Your stock exchanging rules are your cash. At the point when you adhere to your guidelines you bring in cash. Anyway assuming you break your own stock exchanging rules the most probable result is that you will lose cash.
When you have a dependable arrangement of stock exchanging rules it is essential to remember them. Here is one discipline that can receive benefits. Peruse these principles before your day begins and furthermore read the standards when your day closes.
Rule 1: I have to stick to my rules.
Naturally, if you create a set of rules, you must obey them. It’s human nature to desire to deviate from or break norms, and it takes discipline to stick to the set rules.
Rule 2: On any single stock trade, I will never risk more than 3% of my overall portfolio.
There are a lot of old traders here. There are a lot of daring merchants. Old courageous traders, on the other hand, are never seen. Protecting your capital is essential for long-term stock market trading success.
Rule 3: If I’m mistaken, I’ll cut my losses in half between 5% and 15% without hesitation.

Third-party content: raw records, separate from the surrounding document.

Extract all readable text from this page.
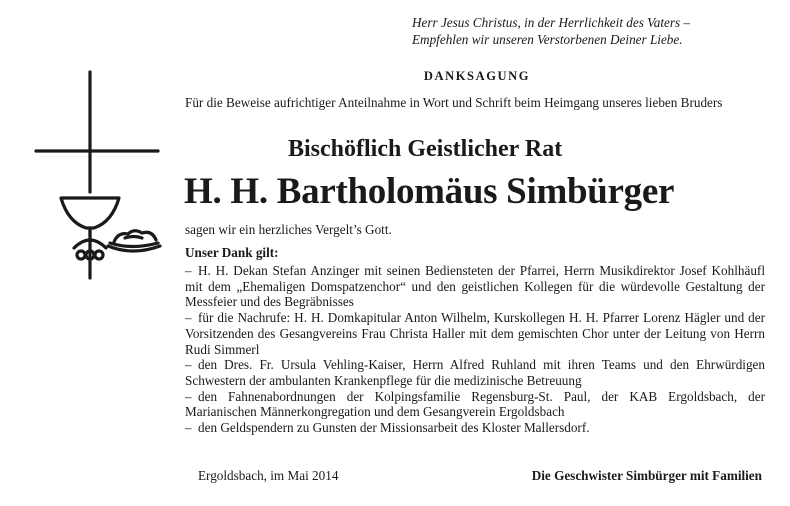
Herr Jesus Christus, in der Herrlichkeit des Vaters –
Empfehlen wir unseren Verstorbenen Deiner Liebe.
DANKSAGUNG
Für die Beweise aufrichtiger Anteilnahme in Wort und Schrift beim Heimgang unseres lieben Bruders
Bischöflich Geistlicher Rat
H. H. Bartholomäus Simbürger
sagen wir ein herzliches Vergelt’s Gott.
Unser Dank gilt:
– H. H. Dekan Stefan Anzinger mit seinen Bediensteten der Pfarrei, Herrn Musikdirektor Josef Kohlhäufl mit dem „Ehemaligen Domspatzenchor“ und den geistlichen Kollegen für die würdevolle Gestaltung der Messfeier und des Begräbnisses
– für die Nachrufe: H. H. Domkapitular Anton Wilhelm, Kurskollegen H. H. Pfarrer Lorenz Hägler und der Vorsitzenden des Gesangvereins Frau Christa Haller mit dem gemischten Chor unter der Leitung von Herrn Rudi Simmerl
– den Dres. Fr. Ursula Vehling-Kaiser, Herrn Alfred Ruhland mit ihren Teams und den Ehrwürdigen Schwestern der ambulanten Krankenpflege für die medizinische Betreuung
– den Fahnenabordnungen der Kolpingsfamilie Regensburg-St. Paul, der KAB Ergoldsbach, der Marianischen Männerkongregation und dem Gesangverein Ergoldsbach
– den Geldspendern zu Gunsten der Missionsarbeit des Kloster Mallersdorf.
Ergoldsbach, im Mai 2014	Die Geschwister Simbürger mit Familien
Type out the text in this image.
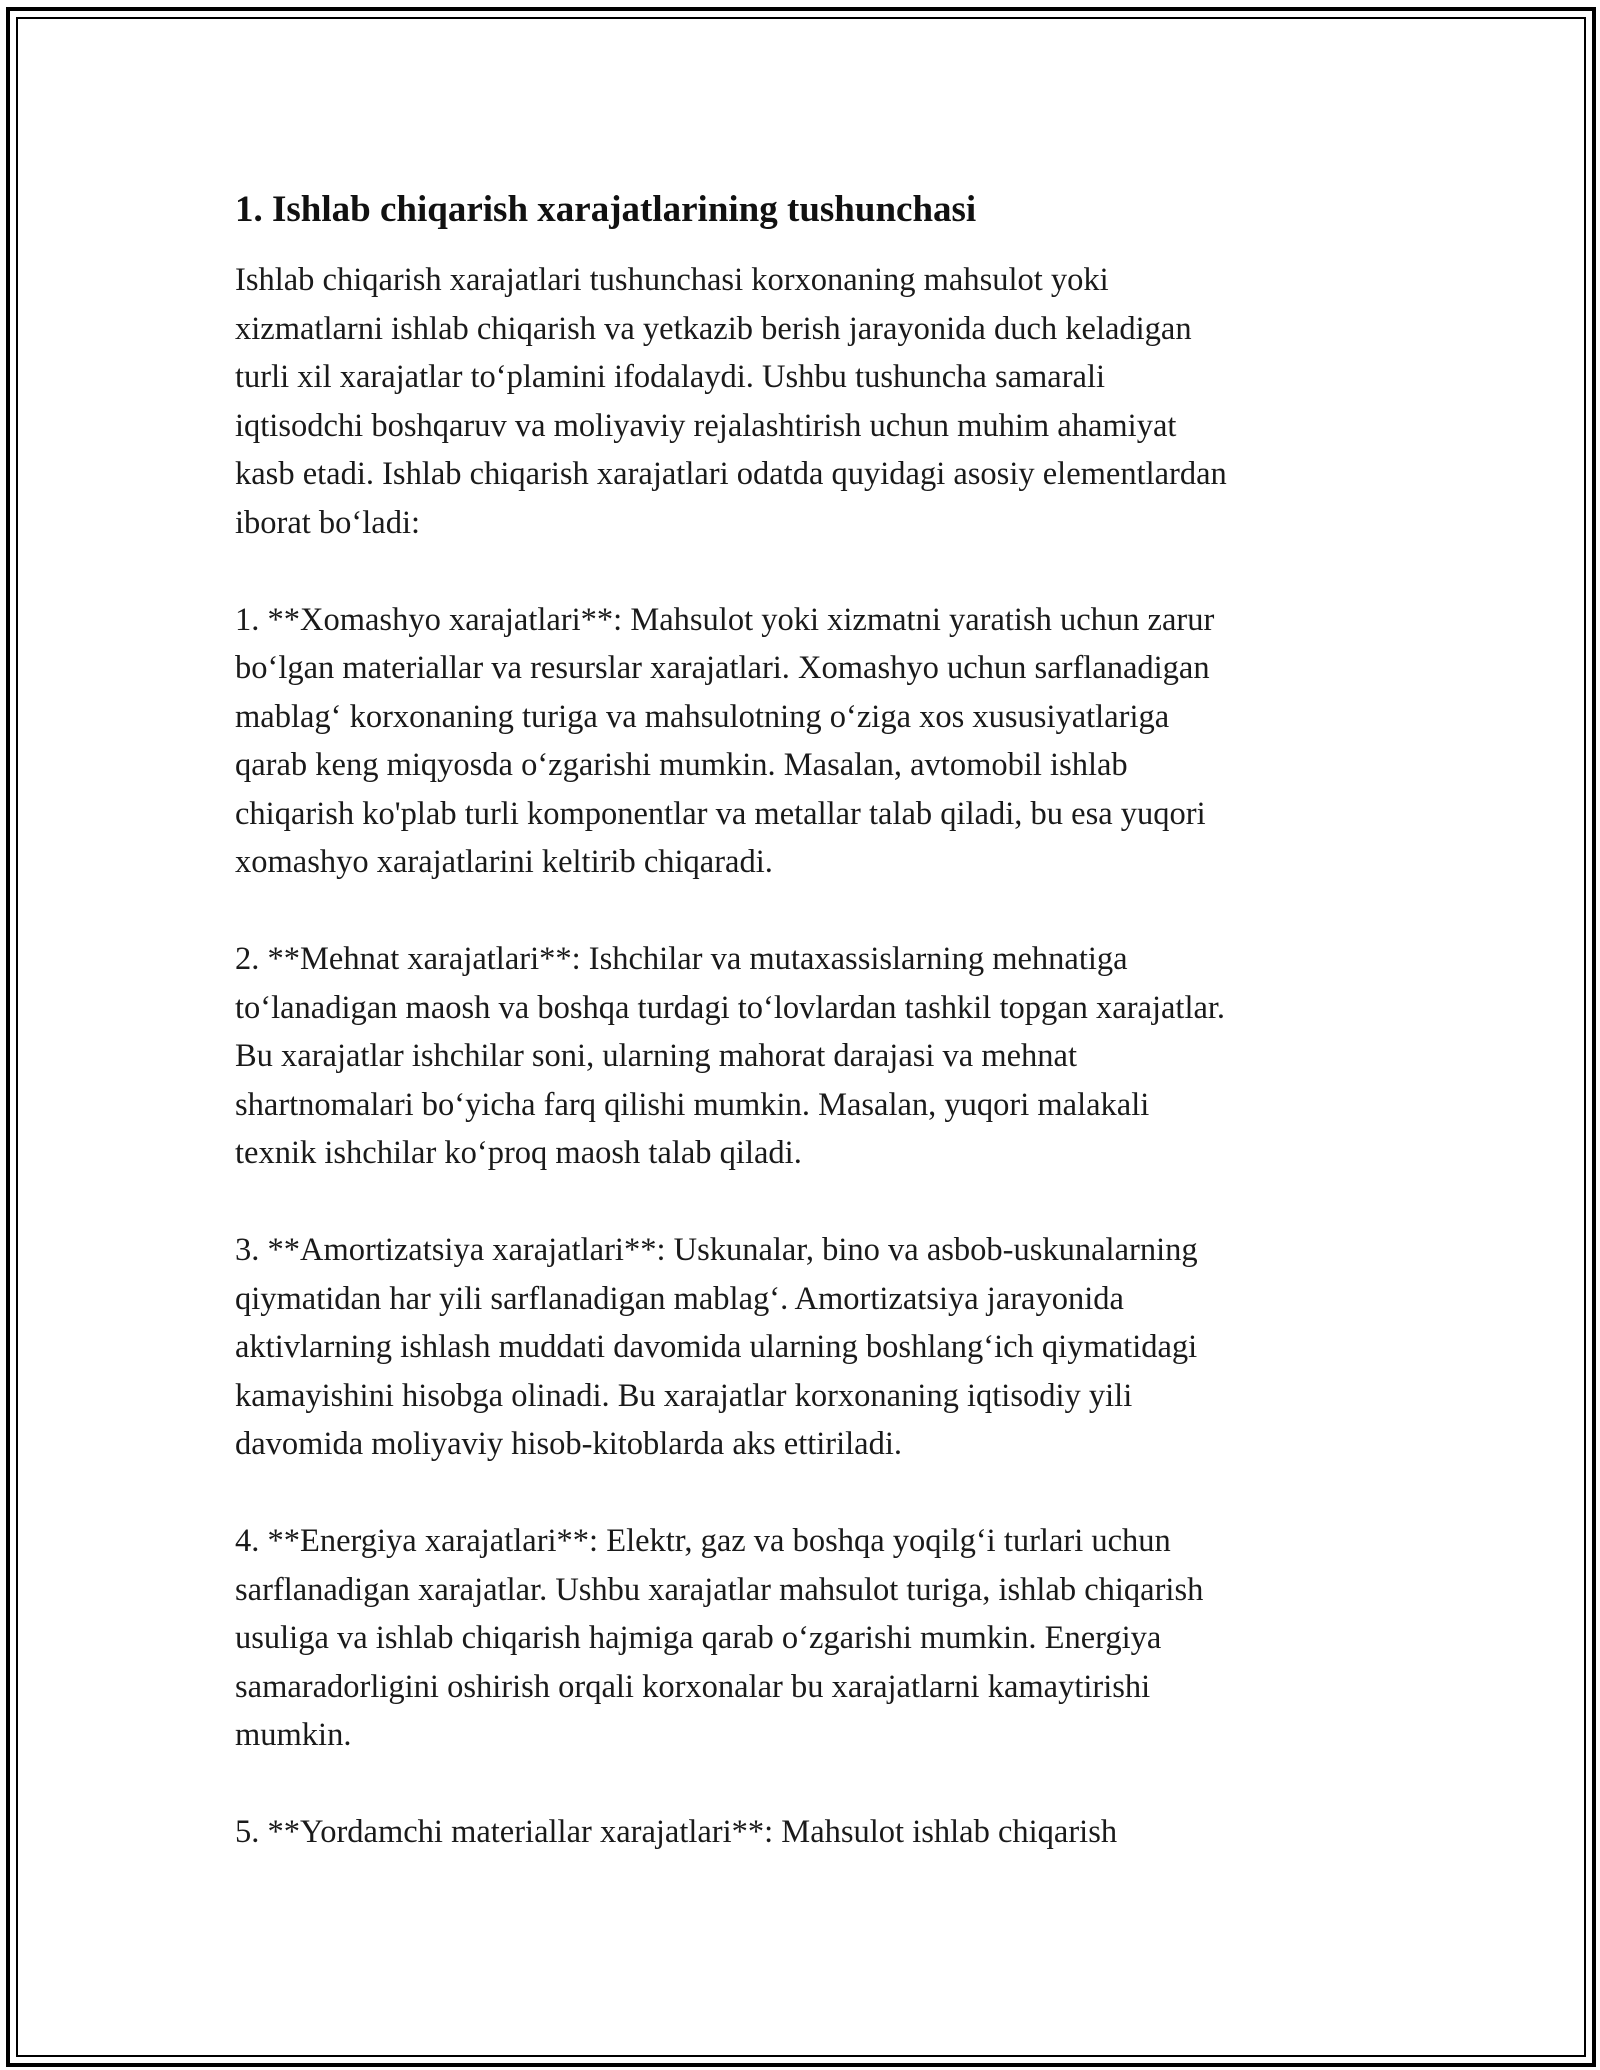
1. Ishlab chiqarish xarajatlarining tushunchasi
Ishlab chiqarish xarajatlari tushunchasi korxonaning mahsulot yoki
xizmatlarni ishlab chiqarish va yetkazib berish jarayonida duch keladigan
turli xil xarajatlar to‘plamini ifodalaydi. Ushbu tushuncha samarali
iqtisodchi boshqaruv va moliyaviy rejalashtirish uchun muhim ahamiyat
kasb etadi. Ishlab chiqarish xarajatlari odatda quyidagi asosiy elementlardan
iborat bo‘ladi:
1. **Xomashyo xarajatlari**: Mahsulot yoki xizmatni yaratish uchun zarur
bo‘lgan materiallar va resurslar xarajatlari. Xomashyo uchun sarflanadigan
mablag‘ korxonaning turiga va mahsulotning o‘ziga xos xususiyatlariga
qarab keng miqyosda o‘zgarishi mumkin. Masalan, avtomobil ishlab
chiqarish ko'plab turli komponentlar va metallar talab qiladi, bu esa yuqori
xomashyo xarajatlarini keltirib chiqaradi.
2. **Mehnat xarajatlari**: Ishchilar va mutaxassislarning mehnatiga
to‘lanadigan maosh va boshqa turdagi to‘lovlardan tashkil topgan xarajatlar.
Bu xarajatlar ishchilar soni, ularning mahorat darajasi va mehnat
shartnomalari bo‘yicha farq qilishi mumkin. Masalan, yuqori malakali
texnik ishchilar ko‘proq maosh talab qiladi.
3. **Amortizatsiya xarajatlari**: Uskunalar, bino va asbob-uskunalarning
qiymatidan har yili sarflanadigan mablag‘. Amortizatsiya jarayonida
aktivlarning ishlash muddati davomida ularning boshlang‘ich qiymatidagi
kamayishini hisobga olinadi. Bu xarajatlar korxonaning iqtisodiy yili
davomida moliyaviy hisob-kitoblarda aks ettiriladi.
4. **Energiya xarajatlari**: Elektr, gaz va boshqa yoqilg‘i turlari uchun
sarflanadigan xarajatlar. Ushbu xarajatlar mahsulot turiga, ishlab chiqarish
usuliga va ishlab chiqarish hajmiga qarab o‘zgarishi mumkin. Energiya
samaradorligini oshirish orqali korxonalar bu xarajatlarni kamaytirishi
mumkin.
5. **Yordamchi materiallar xarajatlari**: Mahsulot ishlab chiqarish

Some traders have a far lower risk tolerance. The objective here is to have set points (stop losses) that are within your loss tolerance. Keep track of your stock’s performance and stick to your stop-loss order.
Rule 4: Never, ever, ever set a price target.
This is a strategy that will help me make the most of rising stock prices. Just sit back and watch the money roll in. In reality, I’ll never be able to pick tops. Never believe that a stock has risen too quickly. Be willing to give back a significant portion of your gains in exchange for substantially larger profits.
Trading the very BIG moves that I can occasionally capture is where the big money is made.
Rule 5: Focus on one style at a time.
Continue to learn and improve at this one type of trading. Never switch from one trading strategy to the next. Rather than being average at integrating numerous styles, master one.
Rule 6: I’ll go by price and volume.
Never pay attention to anyone’s opinion regarding the stock market or specific equities you’re considering or presently trading. The pricing and quantity reflect everything.
Rule 7: Take any and all valid signals that appear.
Make no apologies. If an entry signal appears, there is no reason to ignore it.
Rule 8: never trade intraday data.
During the course of any trading day, stock prices will fluctuate. When it comes to momentum trading, relying on this data can lead to some poor decisions.
Rule 9: Take a break.
Trading isn’t the only aspect of successful stock trading. It’s also about mental fortitude and physical stamina. Every day, take a break from the computer and work on something else to relieve tension. A trader who is stressed out will not succeed in the long run.
Rule 10: Be an above average trader.
In order to succeed in the stock market you don’t need to do anything exceptional. You simply need to not do what the average trader does. The average trader is inconsistent and undisciplined. Ask yourself every day, “Did I follow my method today?” If your answer is no then you are in trouble and it’s time to recommit yourself to your stock trading rules.